Laitaure-Delta, Rapadalen-Tal und die Berge Skierffe und Nammat im Sarek-Nationalpark © Wild Wonders of Europe / Peter Cairns / WWF
Laitaure-Delta, Rapadalen-Tal und die Berge Skierffe und Nammat im Sarek-Nationalpark © Wild Wonders of Europe / Peter Cairns / WWF

Die Sami, ihre Rentiere und die borealen Wälder bildeten über Jahrhunderte eine perfekte Symbiose, über vier Landesgrenzen hinweg. Bis die skandinavische Holzindustrie kam. 

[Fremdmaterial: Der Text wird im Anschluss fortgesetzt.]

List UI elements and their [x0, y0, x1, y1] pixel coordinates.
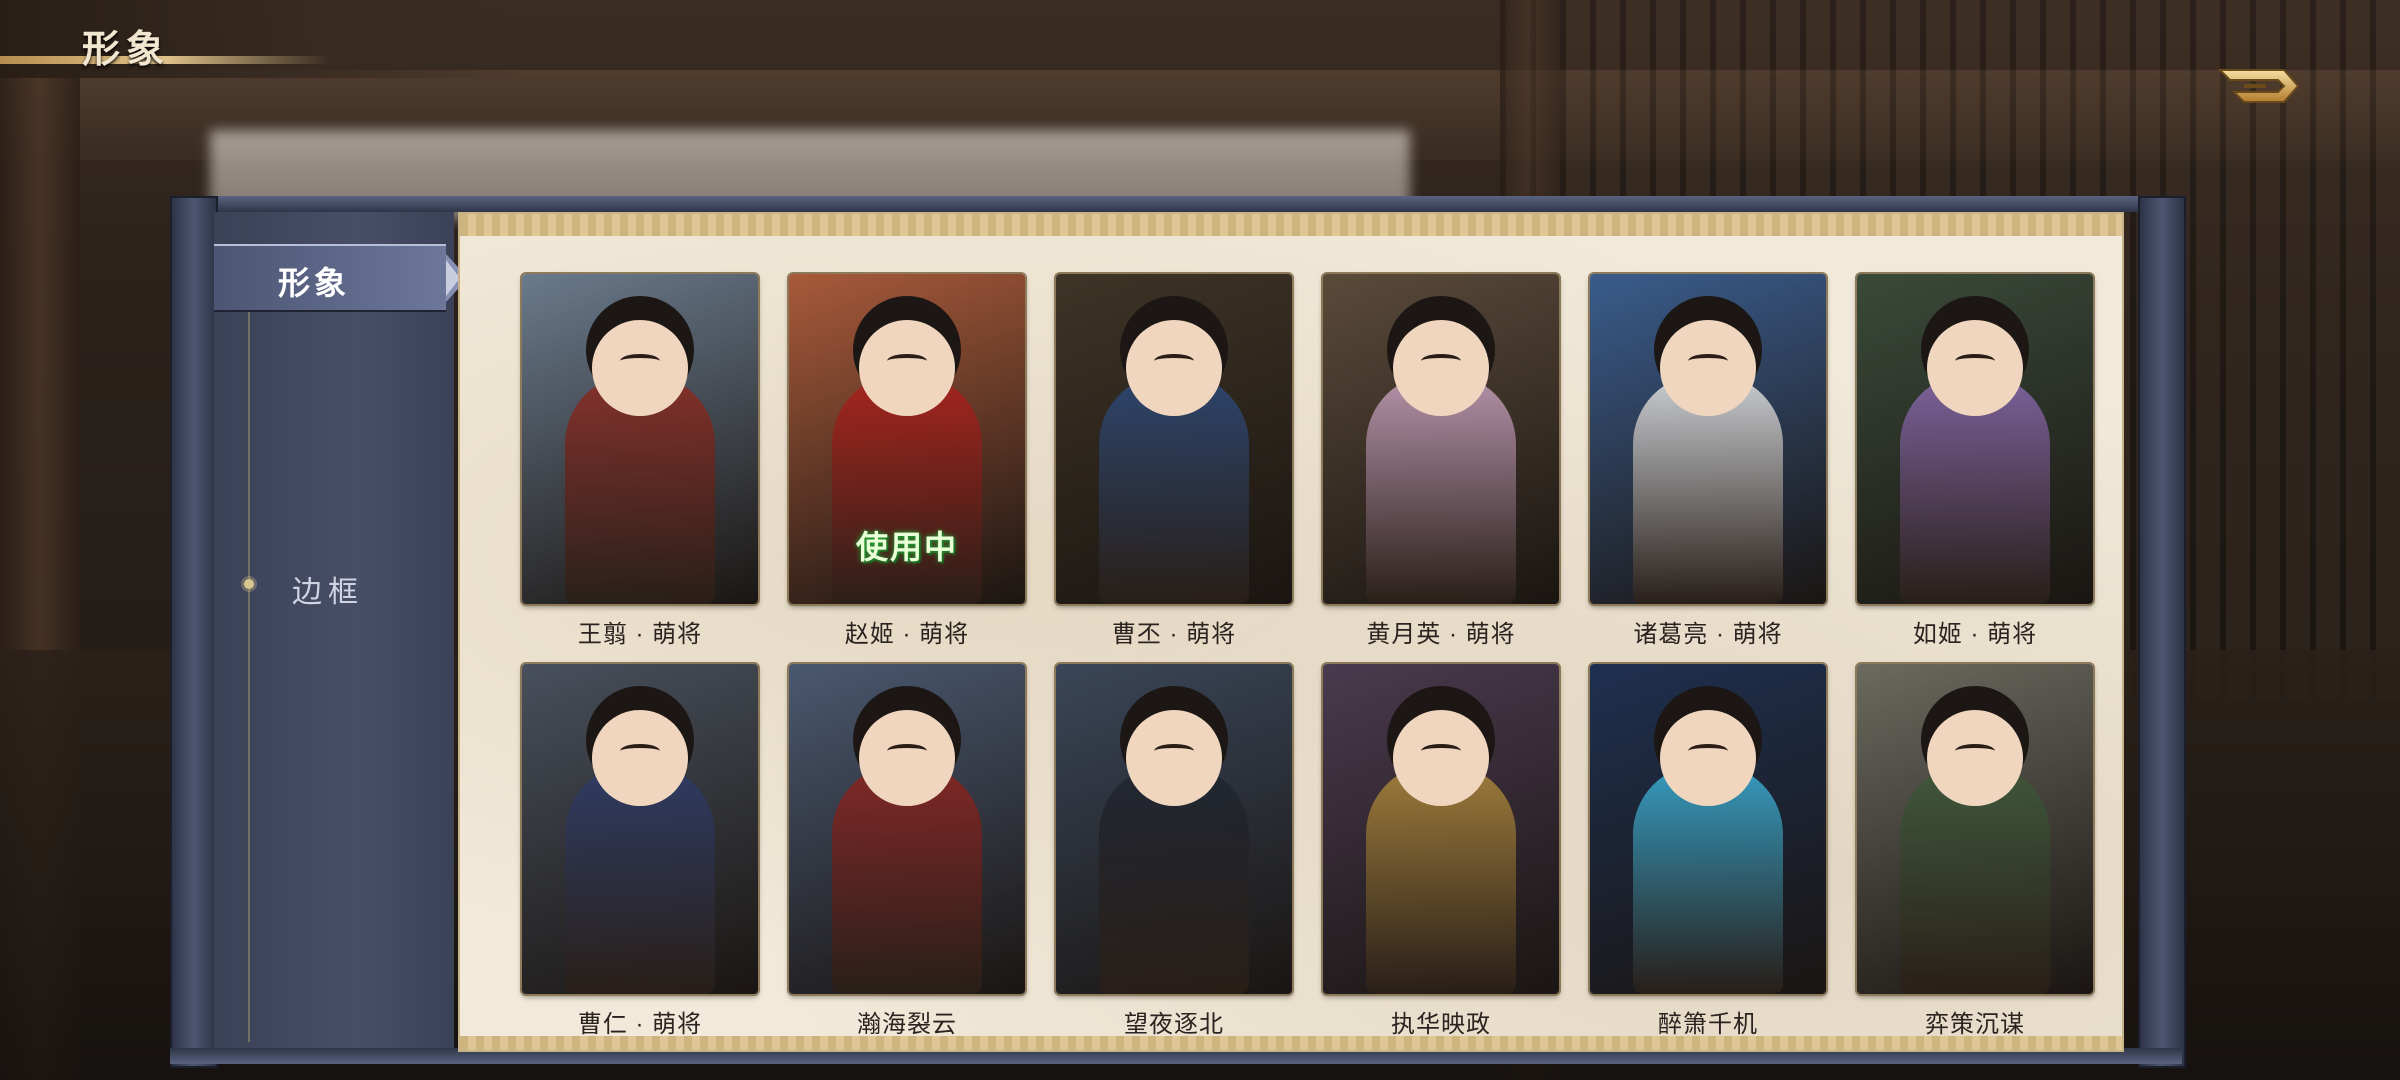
skin-name: 执华映政 [1391, 1011, 1491, 1038]
skin-portrait [789, 664, 1025, 994]
skin-card[interactable]: 执华映政 [1323, 664, 1559, 1038]
skin-card[interactable]: 望夜逐北 [1056, 664, 1292, 1038]
tab-frame[interactable]: 边框 [214, 557, 446, 617]
skin-name: 如姬 · 萌将 [1912, 621, 2038, 648]
page-title: 形象 [82, 26, 171, 71]
back-button[interactable] [2214, 62, 2304, 110]
skin-portrait [1590, 664, 1826, 994]
skin-portrait [522, 664, 758, 994]
skin-card[interactable]: 曹仁 · 萌将 [522, 664, 758, 1038]
title-bar: 形象 [0, 0, 520, 78]
diamond-bullet-icon [244, 579, 254, 589]
skin-name: 赵姬 · 萌将 [844, 621, 970, 648]
skin-card[interactable]: 黄月英 · 萌将 [1323, 274, 1559, 648]
frame-right-post [2138, 196, 2186, 1068]
skin-portrait [522, 274, 758, 604]
skin-portrait [1056, 274, 1292, 604]
skin-portrait [1857, 274, 2093, 604]
frame-left-post [170, 196, 218, 1068]
tab-appearance-label: 形象 [277, 265, 350, 301]
in-use-badge: 使用中 [855, 529, 958, 565]
skin-name: 曹仁 · 萌将 [577, 1011, 703, 1038]
skin-card[interactable]: 使用中赵姬 · 萌将 [789, 274, 1025, 648]
skin-portrait [1323, 274, 1559, 604]
skin-name: 望夜逐北 [1124, 1011, 1224, 1038]
skin-card[interactable]: 瀚海裂云 [789, 664, 1025, 1038]
skin-card[interactable]: 王翦 · 萌将 [522, 274, 758, 648]
skin-name: 醉箫千机 [1658, 1011, 1758, 1038]
skin-panel: 王翦 · 萌将 使用中 赵姬 · 萌将 曹丕 · 萌将 黄月英 · 萌将 诸葛亮 · 萌将… [458, 212, 2124, 1052]
tab-frame-label: 边框 [292, 576, 364, 609]
skin-name: 曹丕 · 萌将 [1111, 621, 1237, 648]
tab-appearance[interactable]: 形象 [214, 244, 468, 312]
skin-name: 诸葛亮 · 萌将 [1633, 621, 1783, 648]
sidebar: 形象 边框 [214, 212, 468, 1048]
sidebar-divider [248, 302, 250, 1042]
skin-portrait [1590, 274, 1826, 604]
skin-name: 瀚海裂云 [857, 1011, 957, 1038]
skin-name: 王翦 · 萌将 [577, 621, 703, 648]
skin-card[interactable]: 醉箫千机 [1590, 664, 1826, 1038]
skin-card[interactable]: 曹丕 · 萌将 [1056, 274, 1292, 648]
skin-name: 黄月英 · 萌将 [1366, 621, 1516, 648]
skin-card[interactable]: 如姬 · 萌将 [1857, 274, 2093, 648]
panel-top-border [460, 214, 2122, 236]
frame-top [170, 196, 2182, 212]
skin-name: 弈策沉谋 [1925, 1011, 2025, 1038]
back-arrow-icon [2217, 69, 2300, 103]
skin-portrait [1056, 664, 1292, 994]
skin-card[interactable]: 诸葛亮 · 萌将 [1590, 274, 1826, 648]
skin-card[interactable]: 弈策沉谋 [1857, 664, 2093, 1038]
skin-portrait [1323, 664, 1559, 994]
skin-portrait [1857, 664, 2093, 994]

Die Ausdehnung über 400.000 Quadratkilometer Land, auf welchem die Sami ihre Rentiere halten, scheint unendlich. Bis in die Neuzeit ein frei zugängliches Land. Erst die Moderne hat den Sami eine neue Aufteilung der vier samischen Sprachgruppen auf vier unterschiedliche Länder gebracht: Norwegen, Schweden, Finnland und die russische Kola-Halbinsel. Vereint sind sie nach wie vor auf Ihrem Land „Sapmi“ – wie sie selbst das uns bekannte Lappland nennen.

Die Umwelt-Fotografin und Climate-Impact-Storytellerin Maren Krings hat in den vergangenen vier Jahren wiederholt mit verschiedenen Sami-Gemeinden in Skandinavien zusammengearbeitet und dabei nicht nur die Traditionen und Kultur der Sami kennen gelernt, sondern auch deren Probleme. Dort nahm sie Einblick in die Zusammenhänge der Geschichte der schwedischen Sami und der voranschreitenden Ausbeutung ihres Landes. Zuerst lernte sie Lennart Pittja kennen, der am Polarkreis, in der Nähe von Kiruna ein Glamping-Camp für Touristen betreibt. Maren Krings war tief berührt von dieser ersten Begegnung und tauchte seither immer tiefer ein in die Welt der Ureinwohner des Nordens. Mehrere Wochen verbrachte sie in Grövelsjön, der südlichsten Sami-Gemeinde Schwedens und begleitete dort den Spätherbst und Winter mit ihrer Kamera.

Eine Heimat im Zerfall

Rentierherde in den Weiten Lapplands © Ola Jennersten / WWF Schweden
Rentierherde in den Weiten Lapplands © Ola Jennersten / WWF Schweden

„Unser Denken ist von der Natur geprägt, nicht vom Geld“ heißt ein Satz der Sami-Klimaaktivistin Jannie Staffansson, welche die Konflikte zwischen der schwedischen und der samischen Bevölkerung in Schweden im Kern erfasst. Gewinnstreben und Rassismus haben schon seit Jahrzehnten die schwedische Nation gespalten. Sveaskog, staatliches Holzunternehmen und größter Waldbesitzer im Land, rodet den borealen Wald und entzieht den Sami und ihren Herden damit die Lebensgrundlage. Wo einst die Herden ungestört durch die Landschaft zogen, wird nun in großem Stil Raubbau betrieben.  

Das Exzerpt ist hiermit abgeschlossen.